Une politique de chaise vide a été entretenue par l’opposition politique pour un temps, mais le Dialogue national a permis à plusieurs acteurs de se retrouver autour de Famara Ibrahima Sagna pour apporter leurs contributions quant à des améliorations au processus électoral et au fonctionnement du système politique. Beaucoup d’acteurs politiques se sont rendus à l’évidence que le refus du dialogue pousse à la prise de décisions à leurs dépens. Dans une chronique de mai 2019, il était souligné dans ces colonnes ce qui suit : «Il aurait été encore difficile pour l’opposition d’expliquer sa politique de la chaise vide autour de la table d’un Dialogue politique auquel continuait d’appeler le Président Macky Sall. Le refus systématique des responsables de parti d’opposition de répondre à ces appels avait fini par les présenter comme des nihilistes et les mots d’ordre à la population de se mobiliser pour imposer un rapport de forces au régime du Président Macky Sall étaient suivis de manière timide. En conséquence, le Président Sall ne s’empêchait guère de dérouler ses actions, notamment un processus politique et électoral dont les résultats se sont révélés être au détriment de l’opposition qui avait refusé de s’associer aux discussions et autres négociations. Les formations politiques qui avaient refusé de prendre part aux travaux de la Commission nationale de réforme des institutions ou aux séances de Dialogue politique autour du processus électoral, conduites par l’ancien ambassadeur Abdoul Aziz Ba, en ont eu à leurs dépens. En dépit de l’absence de l’opposition, des réformes ont été menées inexorablement et les choix opérés lui ont été appliqués sans lui faire le moindre cadeau.» On peut dire que les travaux de la commission politique conduits par le Général Mamadou Niang, ancien ministre de l’Intérieur, ont été motivés d’une bonne volonté de tous les acteurs qui y prennent part. Les questions qui tiennent à cœur sont adressées et un rapprochement des postures se fait sur des points où le consensus peut sembler peu évident.

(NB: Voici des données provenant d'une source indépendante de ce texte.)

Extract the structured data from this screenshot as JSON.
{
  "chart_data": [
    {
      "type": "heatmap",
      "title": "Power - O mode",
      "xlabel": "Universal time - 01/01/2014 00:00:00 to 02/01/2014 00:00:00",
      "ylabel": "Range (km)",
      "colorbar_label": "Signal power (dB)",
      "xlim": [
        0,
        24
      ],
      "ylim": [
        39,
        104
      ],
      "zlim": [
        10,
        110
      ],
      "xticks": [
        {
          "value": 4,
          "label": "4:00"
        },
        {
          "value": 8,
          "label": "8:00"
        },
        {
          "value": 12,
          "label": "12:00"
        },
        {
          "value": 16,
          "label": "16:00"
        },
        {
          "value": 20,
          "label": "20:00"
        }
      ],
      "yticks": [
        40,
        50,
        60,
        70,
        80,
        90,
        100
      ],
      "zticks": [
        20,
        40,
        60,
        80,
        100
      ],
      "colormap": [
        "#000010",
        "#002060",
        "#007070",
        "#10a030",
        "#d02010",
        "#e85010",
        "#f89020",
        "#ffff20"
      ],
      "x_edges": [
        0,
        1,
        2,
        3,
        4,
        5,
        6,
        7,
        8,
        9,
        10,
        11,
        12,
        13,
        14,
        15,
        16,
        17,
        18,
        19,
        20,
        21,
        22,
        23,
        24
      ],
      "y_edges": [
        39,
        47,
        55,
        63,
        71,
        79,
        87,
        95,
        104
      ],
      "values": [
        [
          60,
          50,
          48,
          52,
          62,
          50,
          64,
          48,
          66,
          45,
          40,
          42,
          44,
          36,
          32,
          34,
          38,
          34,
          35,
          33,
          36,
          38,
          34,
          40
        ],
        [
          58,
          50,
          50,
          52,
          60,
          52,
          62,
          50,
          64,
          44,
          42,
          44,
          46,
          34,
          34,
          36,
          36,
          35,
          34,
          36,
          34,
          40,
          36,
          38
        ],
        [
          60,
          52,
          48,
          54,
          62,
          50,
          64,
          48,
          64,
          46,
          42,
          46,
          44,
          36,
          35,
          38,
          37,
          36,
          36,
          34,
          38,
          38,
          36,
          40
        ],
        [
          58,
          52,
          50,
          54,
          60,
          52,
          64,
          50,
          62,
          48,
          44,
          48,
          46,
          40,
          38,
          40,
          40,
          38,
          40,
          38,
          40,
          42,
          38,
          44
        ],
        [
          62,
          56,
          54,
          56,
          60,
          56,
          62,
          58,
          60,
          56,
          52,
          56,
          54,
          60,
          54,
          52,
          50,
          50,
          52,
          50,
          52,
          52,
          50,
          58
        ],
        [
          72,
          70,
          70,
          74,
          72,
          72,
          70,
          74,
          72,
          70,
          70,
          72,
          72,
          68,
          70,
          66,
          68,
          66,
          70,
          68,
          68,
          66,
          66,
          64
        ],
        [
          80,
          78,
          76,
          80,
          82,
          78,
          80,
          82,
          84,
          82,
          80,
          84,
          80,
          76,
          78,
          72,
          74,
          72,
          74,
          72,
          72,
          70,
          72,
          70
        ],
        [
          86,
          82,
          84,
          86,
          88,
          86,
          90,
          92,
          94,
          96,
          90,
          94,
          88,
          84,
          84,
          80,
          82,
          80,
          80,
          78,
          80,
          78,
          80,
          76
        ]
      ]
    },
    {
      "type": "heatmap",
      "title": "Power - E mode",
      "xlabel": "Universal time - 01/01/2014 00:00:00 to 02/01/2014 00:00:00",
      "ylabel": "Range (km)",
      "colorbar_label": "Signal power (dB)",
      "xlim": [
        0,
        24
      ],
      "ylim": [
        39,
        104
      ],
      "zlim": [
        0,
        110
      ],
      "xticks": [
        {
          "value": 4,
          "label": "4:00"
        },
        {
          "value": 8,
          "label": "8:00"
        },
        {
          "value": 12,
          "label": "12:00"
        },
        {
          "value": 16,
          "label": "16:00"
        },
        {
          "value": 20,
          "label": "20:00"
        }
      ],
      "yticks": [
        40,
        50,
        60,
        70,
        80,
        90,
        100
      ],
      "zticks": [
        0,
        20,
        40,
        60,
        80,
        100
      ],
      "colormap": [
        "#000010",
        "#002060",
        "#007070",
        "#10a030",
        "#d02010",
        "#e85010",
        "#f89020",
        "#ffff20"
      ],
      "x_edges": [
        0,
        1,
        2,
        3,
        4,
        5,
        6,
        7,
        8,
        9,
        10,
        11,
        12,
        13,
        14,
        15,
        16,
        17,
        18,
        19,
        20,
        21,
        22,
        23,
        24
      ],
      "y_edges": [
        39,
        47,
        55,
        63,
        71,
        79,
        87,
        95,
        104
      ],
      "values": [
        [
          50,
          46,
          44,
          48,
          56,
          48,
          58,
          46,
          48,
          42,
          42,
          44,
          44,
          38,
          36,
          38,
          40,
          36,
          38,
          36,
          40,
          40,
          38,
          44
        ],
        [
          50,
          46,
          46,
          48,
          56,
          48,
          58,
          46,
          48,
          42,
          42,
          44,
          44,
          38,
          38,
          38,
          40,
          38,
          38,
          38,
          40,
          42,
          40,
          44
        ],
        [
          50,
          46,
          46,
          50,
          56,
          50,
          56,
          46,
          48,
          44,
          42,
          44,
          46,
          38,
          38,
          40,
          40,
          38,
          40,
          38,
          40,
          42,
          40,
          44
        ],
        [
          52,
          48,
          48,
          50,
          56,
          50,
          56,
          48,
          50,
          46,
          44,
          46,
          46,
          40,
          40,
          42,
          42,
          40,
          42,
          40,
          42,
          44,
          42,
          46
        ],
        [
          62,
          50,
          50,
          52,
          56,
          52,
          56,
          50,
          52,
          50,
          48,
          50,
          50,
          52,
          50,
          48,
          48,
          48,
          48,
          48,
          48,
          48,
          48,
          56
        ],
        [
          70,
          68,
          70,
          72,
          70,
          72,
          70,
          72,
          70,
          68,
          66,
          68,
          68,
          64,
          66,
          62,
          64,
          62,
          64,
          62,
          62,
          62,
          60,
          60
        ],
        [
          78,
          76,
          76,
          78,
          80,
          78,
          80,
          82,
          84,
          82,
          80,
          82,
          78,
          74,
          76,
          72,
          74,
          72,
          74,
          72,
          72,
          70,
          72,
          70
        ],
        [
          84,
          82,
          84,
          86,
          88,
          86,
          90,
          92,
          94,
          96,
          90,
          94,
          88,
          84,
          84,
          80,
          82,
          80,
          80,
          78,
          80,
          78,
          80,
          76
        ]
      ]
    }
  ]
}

Une autre situation, totalement imprévue, a forcé les rares réticents à répondre à l’appel du Président Macky Sall pour discuter des préoccupations de la Nation. La pandémie du Covid-19 ne laissait aucun choix à un responsable politique, économique ou social de ne pas répondre à une invitation du chef de l’Etat pour discuter de la situation grave que vit le pays. Ainsi, le Président Sall avait-il obtenu de ses compatriotes ce que certains milieux politiques de l’opposition lui refusaient, c’est-à-dire de lui accepter le rôle et le statut de chef, de celui qui donne le ton. Les audiences qu’il avait enchaînées, courant mars 2020, avec les acteurs des différentes couches de la société sénégalaise ont été des moments forts de concorde et de citoyenneté. La population a adhéré à un tel processus et salué cet élan citoyen. Il sera désormais difficile pour un acteur politique de refuser de s’asseoir à la table des travaux dirigés par Famara Ibrahima Sagna, après avoir chanté, publiquement en chœur avec le Président Sall, la symphonie de la concorde nationale et de l’ouverture des esprits pour l’unité nationale pour faire face aux périls. Est-il besoin de rappeler que seul l’ancien Premier ministre de Macky Sall, Abdoul Mbaye, avait refusé de répondre à l’invitation du chef de l’Etat ? Cette attitude n’avait surpris personne, car tout le monde a fini de mesurer le degré de l’aversion non dissimulée que Abdoul Mbaye nourrit à l’égard de Macky Sall.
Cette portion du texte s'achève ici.